Ramazan ve ibadet hayatımızı kuşatan üç tehlike
Prof. Dr. Mehmet Görmez, İslâm Düşünce Enstitüsünde verdiği ve Youtube üzerinden yayımlanan sohbetlerinde bu hafta Ramazan ayı bağlamında ibadet hayatımızı kuşatan üç tehlikeyi ele aldı.
Konuşmanın tam metni:
Ramazan ve İbadet Hayatımızı Kuşatan Üç Tehlike
Bismillahirrahmanirrahim.
Bizleri var eden Yüce Rabbimize sonsuz hamd ü senalar olsun.
Hz. Adem’den Hatemü’l-Enbiya Muhammed Mustafa’ya kadar insanlığın yolunu aydınlatan bütün peygamberlere salât u selam olsun.

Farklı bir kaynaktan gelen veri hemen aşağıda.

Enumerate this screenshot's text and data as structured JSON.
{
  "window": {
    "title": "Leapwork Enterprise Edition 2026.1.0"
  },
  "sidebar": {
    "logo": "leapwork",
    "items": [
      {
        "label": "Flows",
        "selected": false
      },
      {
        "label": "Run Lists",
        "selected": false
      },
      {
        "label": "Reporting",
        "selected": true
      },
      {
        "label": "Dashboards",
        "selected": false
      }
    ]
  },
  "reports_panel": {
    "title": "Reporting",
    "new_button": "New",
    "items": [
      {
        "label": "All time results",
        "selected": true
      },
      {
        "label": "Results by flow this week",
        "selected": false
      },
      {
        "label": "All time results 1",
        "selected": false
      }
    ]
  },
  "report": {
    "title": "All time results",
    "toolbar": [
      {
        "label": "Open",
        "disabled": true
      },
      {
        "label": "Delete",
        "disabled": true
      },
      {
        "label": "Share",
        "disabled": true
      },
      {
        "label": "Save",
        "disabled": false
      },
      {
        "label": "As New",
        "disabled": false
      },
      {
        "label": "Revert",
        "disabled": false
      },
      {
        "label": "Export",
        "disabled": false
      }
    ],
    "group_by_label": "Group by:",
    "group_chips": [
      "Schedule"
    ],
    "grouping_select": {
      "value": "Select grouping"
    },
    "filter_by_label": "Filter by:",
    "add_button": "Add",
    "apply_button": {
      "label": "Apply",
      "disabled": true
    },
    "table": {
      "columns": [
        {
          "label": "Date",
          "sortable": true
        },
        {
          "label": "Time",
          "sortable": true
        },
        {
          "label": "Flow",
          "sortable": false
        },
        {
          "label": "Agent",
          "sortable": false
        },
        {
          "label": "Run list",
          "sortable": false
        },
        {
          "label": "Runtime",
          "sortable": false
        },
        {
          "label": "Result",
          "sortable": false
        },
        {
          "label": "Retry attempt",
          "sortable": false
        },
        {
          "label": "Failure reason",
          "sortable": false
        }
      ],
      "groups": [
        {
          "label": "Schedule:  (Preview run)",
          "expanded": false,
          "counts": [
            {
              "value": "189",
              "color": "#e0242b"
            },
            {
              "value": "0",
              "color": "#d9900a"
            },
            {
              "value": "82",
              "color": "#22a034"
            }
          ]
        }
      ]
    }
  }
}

İki yıldır karantinada geçirmekte olduğumuz Ramazan-ı Şerifin, yürekler üzerindeki bütün karantinaların kalkmasına vesile olmasını Yüce Allah’tan niyaz ediyorum.
***
Aziz Kardeşlerim,
“Sayılı günler” olan bir Ramazan ayının ikinci yarısındayız.
Sezai Karakoç, oruç ve Ramazana dair muhalled yazılarından birinde şöyle der: Ölüme doğru koştuğumuz bu son çağlarda İslam toplumu tam ölmemişse ve hâlâ yaşıyorsa bunu gelip gelip kendisini dirilten Ramazanlara borçludur. İslam ümmeti bir gün tam dirilecekse bu da yine bir Ramazanda başlayacaktır.[1] Her yıl Ramazanlar gelip gelip gidiyor. Peki, her sene gelen Ramazan bize ne kadar hayat veriyor? Bizi ne kadar değiştiriyor? Yoksa biz mi onu değiştiriyoruz? Her geldiğinde biz mi ondan bir şeyler koparmaya çalışıyoruz?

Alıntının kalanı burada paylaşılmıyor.